We read code, we react.  Just like your great and All-powerful God, dear Francis. There’s your great secret of divine truth, Frank.  Read and react.  No more than the Control Data box over there in the corner, or a Steeler linebacker.  Read and react.


The upshot of this conversation, this weighty debate with a collection of screws, spot welds, and tubes which argued that Jack Lambert was as likely a vehicle to my eternal salvation as any was sufficient to tip me over the edge, and when the day finally came for me to box up my things and wait for campus security to escort me out of the building, I didn’t even look up.

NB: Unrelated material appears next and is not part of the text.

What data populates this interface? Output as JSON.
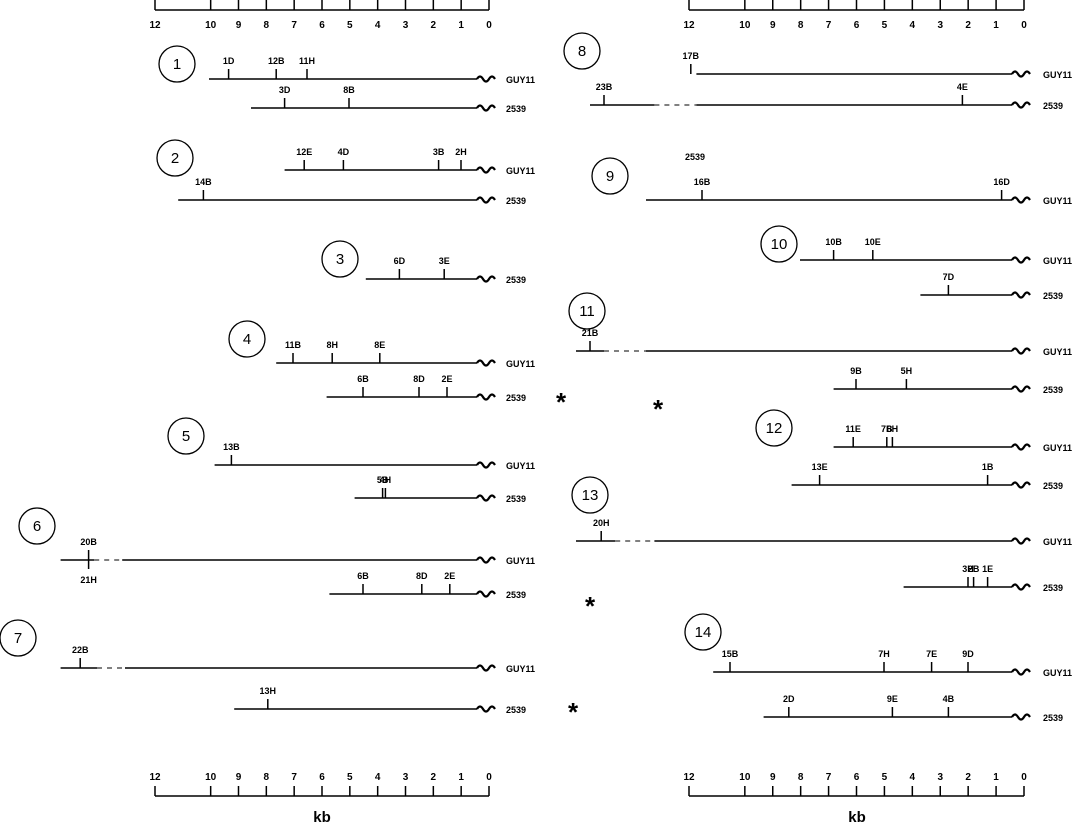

The bar, as Frank finished speaking momentarily to drain his drink, was silent as calling hours, until Frank himself let forth with a roar like machinery speeding quickly to full throttle.  Well, of course, that’s all complete bullshit, pure fucking fiction, he gasped, but it kept you lot away from your drinks for a few minutes.  Now that is a miracle worthy of Calvary itself.  He paused briefly to remove his glasses and wipe his eyes.  Me, a programmer--can you begin to imagine?  Not that any of you sodden sonsofbitches could ever hold a day job yourselves.  Back to the business at hand, then; mine’s a seven and seven, good sir, and easy on the Uncola, if you please.